Ganz anders ist die Situation in höheren Luftschichten. Dort ist es vor allem im Westen und Süden des Landes verhältnismäßig warm. Eine Art Warmluftberg schiebt sich von Westen in Richtung Mitteleuropa. Dies wird von hohem Luftdruck in den oberen Höhen begleitet. Das könnte uns egal sein, hätte es nicht drastische Konsequenzen. Es gibt mehrere Phänomene, die damit verbunden sind.

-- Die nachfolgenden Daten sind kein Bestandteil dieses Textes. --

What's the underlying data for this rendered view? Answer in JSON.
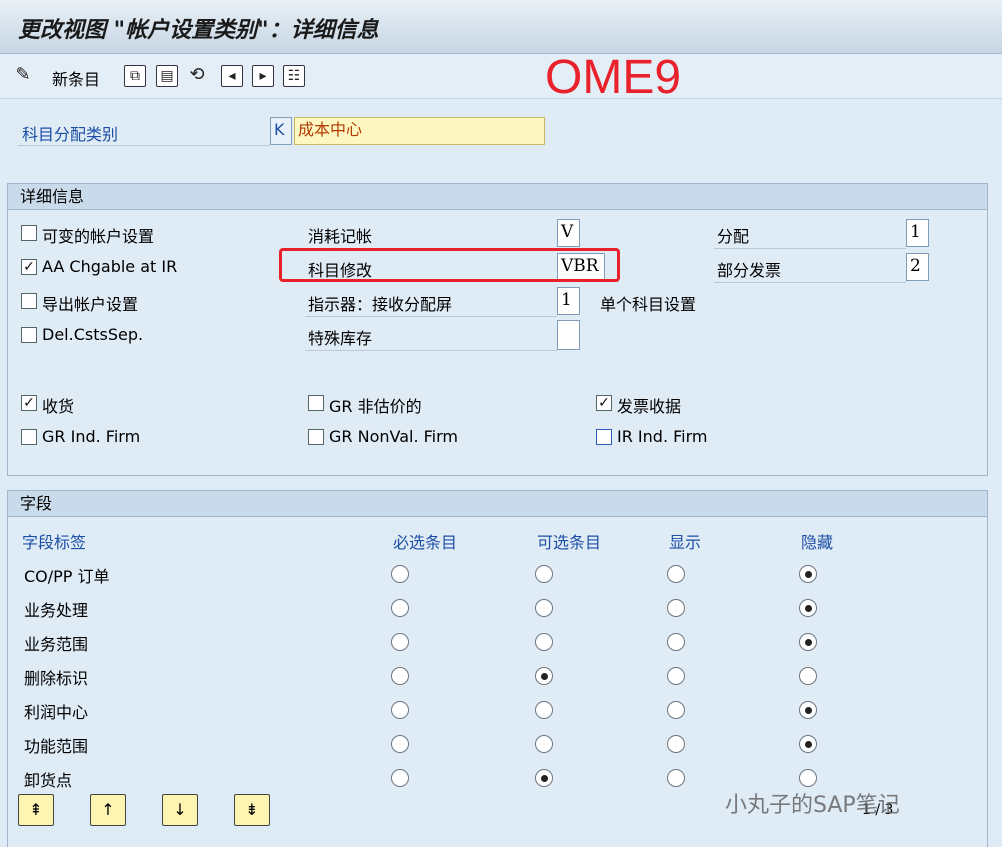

Unerfreulich ist besonders das Verhalten der Wolken. Sie quellen in der kühlen Luft nach oben, doch schon bald stoßen sie an eine unsichtbare Grenze. Da sie nicht nach oben wachsen können, breiten sie sich an dieser Grenze aus und verdecken die Sonne oft über viele Stunden hinweg. Je nach Mächtigkeit der Wolken und den Temperaturverhältnissen an der Obergrenze der Wolken können sich dennoch kurze Schauer entwickeln oder es gibt etwas Regen oder Sprühregen. Kühle Luft und niedriger Luftdruck zeigen ihre Wirkung, aber in stark gedämpfter Version.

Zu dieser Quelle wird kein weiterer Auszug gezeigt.